Where does brotherhood begin, and where does it end, if ever?
AV: It has always been there and always will be there.
RE: Brotherhood is said to be a fact of Nature. In that sense, it has always existed and always will remain. But if we are talking about the realization of brotherhood by human beings, it is a different question.
JA: Can brotherhood ever end? How do we react to people who do not have the same opinions as we do? Should brotherhood end in respect of prisoners, or on the battlefield? Do we really practice it in our everyday lives?
CB: Looking at this from a practical point of view, for most people brotherhood starts in the family. In a good family, everybody has value, all members are equal, all have the right to develop their own qualities, and that is accepted as something natural. For some people, this kind of brotherhood ends with the family. For others it extends outward a little, to other relatives for instance. Still others are able to extend the feeling to very wide circles.
RB: Perhaps both selfishness and brotherhood originated when the One expressed itself as two, the positive and the negative. Selfishness and self-preservation are of the very nature of biological life. At the human stage, they get transferred to the psychological level. The instinct of self-preservation is the darkness side. But darkness cannot exist without light. Even in simple creatures there is brotherhood. If a crow is attacked, other crows come to drive away the enemy, to divert his attention, and save the one who is attacked.
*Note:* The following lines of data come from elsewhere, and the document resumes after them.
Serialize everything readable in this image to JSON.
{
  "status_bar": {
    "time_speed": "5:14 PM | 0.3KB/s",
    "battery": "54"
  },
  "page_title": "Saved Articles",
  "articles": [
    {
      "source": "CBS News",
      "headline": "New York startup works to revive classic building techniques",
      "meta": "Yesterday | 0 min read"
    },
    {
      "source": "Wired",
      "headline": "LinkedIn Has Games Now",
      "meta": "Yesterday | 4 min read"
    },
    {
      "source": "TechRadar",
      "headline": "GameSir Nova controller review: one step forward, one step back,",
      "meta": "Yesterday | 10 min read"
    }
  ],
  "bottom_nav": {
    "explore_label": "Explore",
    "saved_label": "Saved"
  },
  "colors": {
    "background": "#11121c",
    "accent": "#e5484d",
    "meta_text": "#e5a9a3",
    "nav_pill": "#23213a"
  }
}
Elephants are known to come to each other’s help. Whales have a great sense of brotherhood; they become victims of human cruelty, because if one whale is injured, others rush to the spot to help, and all are killed. So it seems as if this instinct is also primordial. Both streams co-exist. Ultimately there has to be a transcending of the darkness.
From a practical point of view: does not brotherhood begin with simple things? Just being ordinarily kind, beginning to think in terms of another person, instead of only of ourselves. We like to enjoy ourselves, but somebody else has to work. Are we prepared to sacrifice a little of our enjoyment to help the person who is working? Brotherhood begins like that. But when we are brotherly and kind in the ordinary sense of the word, still the feeling of difference from others does not go – one remains in a world of duality. So we must continue practicing brotherhood, until the tendency of the mind to see in terms of duality disappears. Even the word “brotherhood” suggests that there is a brother and “myself.” C.W. Leadbeater says that in the buddhic consciousness there is experience of being one with everything else. But there is a stage beyond that, where there is no “I” to be one with the others. Everything is known as the one. When there is such oneness, perhaps we may say brotherhood ends.
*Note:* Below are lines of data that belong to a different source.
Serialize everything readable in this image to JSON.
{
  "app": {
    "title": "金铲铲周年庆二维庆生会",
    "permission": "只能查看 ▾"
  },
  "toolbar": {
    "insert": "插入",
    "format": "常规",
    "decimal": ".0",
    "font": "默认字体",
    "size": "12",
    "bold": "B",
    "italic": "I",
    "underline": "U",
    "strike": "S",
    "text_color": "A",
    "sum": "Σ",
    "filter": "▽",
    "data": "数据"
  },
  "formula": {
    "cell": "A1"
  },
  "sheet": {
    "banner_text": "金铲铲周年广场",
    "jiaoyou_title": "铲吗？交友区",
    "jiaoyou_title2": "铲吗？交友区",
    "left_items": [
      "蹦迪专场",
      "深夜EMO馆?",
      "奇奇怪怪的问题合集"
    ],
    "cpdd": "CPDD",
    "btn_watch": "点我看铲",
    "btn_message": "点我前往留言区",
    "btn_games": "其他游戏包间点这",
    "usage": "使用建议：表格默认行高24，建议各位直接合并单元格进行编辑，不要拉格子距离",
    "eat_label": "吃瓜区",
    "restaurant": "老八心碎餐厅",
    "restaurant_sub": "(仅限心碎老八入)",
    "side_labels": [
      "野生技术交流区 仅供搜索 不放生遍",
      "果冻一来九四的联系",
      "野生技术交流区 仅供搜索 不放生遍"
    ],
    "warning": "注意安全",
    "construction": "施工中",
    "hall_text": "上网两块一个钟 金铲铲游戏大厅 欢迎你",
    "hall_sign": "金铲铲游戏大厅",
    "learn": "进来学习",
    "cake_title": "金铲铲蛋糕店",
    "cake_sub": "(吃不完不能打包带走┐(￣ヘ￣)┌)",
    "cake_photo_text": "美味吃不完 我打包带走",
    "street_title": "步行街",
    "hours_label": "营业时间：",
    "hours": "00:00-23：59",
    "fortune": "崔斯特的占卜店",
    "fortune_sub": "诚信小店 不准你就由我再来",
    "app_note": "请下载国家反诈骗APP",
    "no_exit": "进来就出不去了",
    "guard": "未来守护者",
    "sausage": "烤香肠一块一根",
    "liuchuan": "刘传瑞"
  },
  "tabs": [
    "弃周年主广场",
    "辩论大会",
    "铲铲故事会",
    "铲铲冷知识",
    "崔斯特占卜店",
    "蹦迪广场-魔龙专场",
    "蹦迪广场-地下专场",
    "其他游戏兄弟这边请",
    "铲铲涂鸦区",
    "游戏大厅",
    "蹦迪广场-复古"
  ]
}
Did the third object refer in the past to study of the siddhis and to phenomena? Or was it never intended to be that? How can we approach the third object differently?
RH: The study of theosophy shows that the powers latent in man are not only the powers in the lower worlds – physical, astral and mental – but also the powers in the higher states of consciousness, expressing themselves in our daily life, in our consciousness on the various planes. The spiritual powers of man, which arise in the unitary consciousness, are the strongest. They are the main powers to be used because they are completely beneficent and never selfish.
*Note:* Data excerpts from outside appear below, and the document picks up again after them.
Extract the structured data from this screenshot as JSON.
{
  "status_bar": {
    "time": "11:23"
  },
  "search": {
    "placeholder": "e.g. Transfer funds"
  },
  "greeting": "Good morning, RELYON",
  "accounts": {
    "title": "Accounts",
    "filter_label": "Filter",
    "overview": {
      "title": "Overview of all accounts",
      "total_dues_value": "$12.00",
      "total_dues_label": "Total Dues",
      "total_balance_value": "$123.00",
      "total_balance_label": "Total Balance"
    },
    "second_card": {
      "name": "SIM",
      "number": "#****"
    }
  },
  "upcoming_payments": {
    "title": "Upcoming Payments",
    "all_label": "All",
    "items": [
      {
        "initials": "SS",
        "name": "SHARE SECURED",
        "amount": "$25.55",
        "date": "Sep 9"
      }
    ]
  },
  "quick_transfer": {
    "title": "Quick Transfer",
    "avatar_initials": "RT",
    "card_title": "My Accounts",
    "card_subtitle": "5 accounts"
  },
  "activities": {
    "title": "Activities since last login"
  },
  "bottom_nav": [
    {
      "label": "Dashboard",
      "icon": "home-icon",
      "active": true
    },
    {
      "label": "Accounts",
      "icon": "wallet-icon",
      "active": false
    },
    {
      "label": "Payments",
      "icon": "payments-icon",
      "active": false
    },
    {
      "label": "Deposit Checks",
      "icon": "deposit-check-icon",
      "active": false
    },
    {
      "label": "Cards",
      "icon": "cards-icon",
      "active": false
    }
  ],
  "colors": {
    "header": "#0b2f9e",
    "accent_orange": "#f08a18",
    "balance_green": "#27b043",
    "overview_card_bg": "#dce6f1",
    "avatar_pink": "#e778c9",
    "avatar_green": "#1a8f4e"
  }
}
RB: We are so accustomed to power as a means of exercising our will, and dominating the environment or our neighbors. Power is used to get what we want. People seek siddhis in order to have more control over circumstances or people. In books on black magic, methods are prescribed to develop powers in order to obtain various things. The fourth Veda includes mantras for controlling others. This concept of power is one-sided and distorted. Every faculty is a power. Take the faculty of vision, which enables us to see all the wonderful things around us, these magnificent frees, the qualities in our fellow human beings and so on. Where would we be if we could not see? Such faculties when developed, represent an expansion of awareness. When we see the tree, it is awareness. if we sense the beauty and dignity of the tee, the faculty of awareness has expanded and there is greater power. The development of our interior perceptions is power in a different sense of the term. As the consciousness unfolds and blossoms forth, it becomes more fully aware of beauty, joy, peace, the essential nature of life. So the powers latent in man are, as Riki mentioned, spiritual powers. There is no difference between awareness of beauty and love, and actually loving and being inwardly beautiful. Thinking about love is not love, but if love is a form of awareness, then there is no gap between the consciousness and what it is aware of. So the powers latent in man unfold only with the unfoldment of consciousness, which means the development of awareness. Awareness is the essential nature of consciousness; it is knowing. Knowing includes knowing all the aspects of absolute value, such as beauty, truth, and bliss.